Image via Flickr/ Singing With Light

In a momentous decision for American citizens who enjoy flipping the bird to cops, a federal court has ruled that a police officer can’t pull someone over for showing them their middle finger.

The ruling, issued by the U.S. Court of Appeals for the 2nd Circuit in 2013, states that the “ancient gesture of insult is not the basis for a reasonable suspicion of a traffic violation or impending criminal activity… Surely no passenger planning some wrongful conduct toward another occupant of an automobile would call attention to himself by giving the finger to a police officer.”

According to Counter Current News, this landmark ruling occurred after one John Swartz was arrested in May 2006 for flipping off a police officer using a radar device at an intersection. Swartz — who was not driving the car — was reportedly charged with disorderly conduct for his deployment of the middle finger; the officers who arrested him claimed they had probable cause, saying they thought Swartz was trying to get their attention.

Swartz and his wife, Judy Mayton-Swartz, later decided to file suit against the two officers who arrested him.

In July 2011, says Counter Current, a federal judge in the Northern District of New York ruled in favor of the arresting officers. However, the Court of Appeals ruled against that decision, saying that Swartz was perfectly within his rights to flip off a cop.

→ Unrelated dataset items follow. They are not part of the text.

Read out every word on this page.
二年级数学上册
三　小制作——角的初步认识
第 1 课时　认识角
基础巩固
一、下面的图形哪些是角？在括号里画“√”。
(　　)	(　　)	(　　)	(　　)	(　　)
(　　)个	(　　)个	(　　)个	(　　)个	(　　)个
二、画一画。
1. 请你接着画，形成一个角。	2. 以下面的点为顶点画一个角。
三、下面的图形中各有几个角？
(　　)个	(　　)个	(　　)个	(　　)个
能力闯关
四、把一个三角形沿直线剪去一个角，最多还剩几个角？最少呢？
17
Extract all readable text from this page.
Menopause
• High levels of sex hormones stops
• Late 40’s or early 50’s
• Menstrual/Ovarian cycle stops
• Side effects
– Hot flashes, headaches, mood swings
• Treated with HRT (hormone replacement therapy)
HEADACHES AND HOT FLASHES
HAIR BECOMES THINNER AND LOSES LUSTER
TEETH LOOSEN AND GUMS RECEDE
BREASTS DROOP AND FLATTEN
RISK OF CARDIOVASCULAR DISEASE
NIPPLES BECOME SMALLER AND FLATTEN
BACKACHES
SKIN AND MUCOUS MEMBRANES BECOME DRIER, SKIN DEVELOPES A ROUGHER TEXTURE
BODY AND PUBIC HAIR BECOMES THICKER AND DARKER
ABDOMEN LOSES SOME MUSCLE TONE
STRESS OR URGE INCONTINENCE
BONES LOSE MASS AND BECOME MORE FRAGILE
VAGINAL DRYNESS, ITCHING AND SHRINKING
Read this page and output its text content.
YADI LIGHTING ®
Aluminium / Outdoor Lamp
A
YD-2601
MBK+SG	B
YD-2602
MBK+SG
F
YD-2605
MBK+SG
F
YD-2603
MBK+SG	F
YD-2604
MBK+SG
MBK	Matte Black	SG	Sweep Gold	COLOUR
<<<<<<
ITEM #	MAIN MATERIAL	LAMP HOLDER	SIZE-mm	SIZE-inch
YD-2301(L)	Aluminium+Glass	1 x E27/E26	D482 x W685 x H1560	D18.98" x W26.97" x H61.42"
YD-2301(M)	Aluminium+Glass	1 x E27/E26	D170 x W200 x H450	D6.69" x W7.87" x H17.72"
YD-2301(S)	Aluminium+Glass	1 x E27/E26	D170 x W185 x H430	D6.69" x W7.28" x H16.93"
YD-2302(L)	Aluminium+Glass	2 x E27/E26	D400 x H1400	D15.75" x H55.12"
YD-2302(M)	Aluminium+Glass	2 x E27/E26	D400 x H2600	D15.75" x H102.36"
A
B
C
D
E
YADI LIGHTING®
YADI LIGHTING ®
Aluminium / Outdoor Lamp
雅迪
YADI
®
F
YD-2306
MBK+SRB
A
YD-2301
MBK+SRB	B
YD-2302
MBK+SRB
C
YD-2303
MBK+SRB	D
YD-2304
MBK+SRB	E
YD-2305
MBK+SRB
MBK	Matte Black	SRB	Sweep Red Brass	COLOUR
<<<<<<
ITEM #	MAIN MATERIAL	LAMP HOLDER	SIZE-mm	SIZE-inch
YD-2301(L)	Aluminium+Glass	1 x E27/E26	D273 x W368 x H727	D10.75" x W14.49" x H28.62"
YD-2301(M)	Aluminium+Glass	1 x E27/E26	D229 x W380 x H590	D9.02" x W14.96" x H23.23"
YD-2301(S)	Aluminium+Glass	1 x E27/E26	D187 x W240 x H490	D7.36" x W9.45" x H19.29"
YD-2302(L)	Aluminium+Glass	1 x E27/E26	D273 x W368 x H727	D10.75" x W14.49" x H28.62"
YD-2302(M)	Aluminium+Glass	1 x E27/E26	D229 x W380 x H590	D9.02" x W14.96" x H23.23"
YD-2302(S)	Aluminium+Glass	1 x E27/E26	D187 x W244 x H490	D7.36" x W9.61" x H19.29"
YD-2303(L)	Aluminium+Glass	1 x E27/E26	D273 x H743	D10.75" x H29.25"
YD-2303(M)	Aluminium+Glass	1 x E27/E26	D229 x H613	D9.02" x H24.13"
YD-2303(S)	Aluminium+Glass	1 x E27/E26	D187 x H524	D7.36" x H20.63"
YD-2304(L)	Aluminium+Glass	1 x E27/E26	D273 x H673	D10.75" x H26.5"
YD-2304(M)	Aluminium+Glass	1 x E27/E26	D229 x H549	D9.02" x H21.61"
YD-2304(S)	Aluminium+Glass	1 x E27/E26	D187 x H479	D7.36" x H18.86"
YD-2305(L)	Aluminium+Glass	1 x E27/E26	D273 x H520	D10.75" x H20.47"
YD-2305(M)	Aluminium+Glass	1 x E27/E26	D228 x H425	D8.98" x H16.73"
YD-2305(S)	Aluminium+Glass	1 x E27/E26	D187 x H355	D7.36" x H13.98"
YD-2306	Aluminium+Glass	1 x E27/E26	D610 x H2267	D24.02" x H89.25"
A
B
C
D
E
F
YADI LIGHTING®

An officer “may not lawfully order someone to stop unless the officer reasonably suspects the person of being engaged in illegal activity,” says the ruling, adding that “Perhaps there is a police officer somewhere who would interpret an automobile passenger’s giving him the finger as a signal of distress, creating a suspicion that something occurring in the automobile warranted investigation. And perhaps that interpretation is what prompted [the officer] to act, as he claims. But the nearly universal recognition that this gesture is an insult deprives such an interpretation of reasonableness.”

Ultimately, the ruling concludes that even if there were some motorist somewhere who for some reason decided that giving a police officer the finger was a good way to ask for help, “it is far more consistent with all citizens’ protection against improper police apprehension to leave that highly unlikely signal without a response than to lend judicial approval to the stopping of every vehicle from which a passenger makes that gesture.” In other words, your Constitutional right to give someone the finger is protected.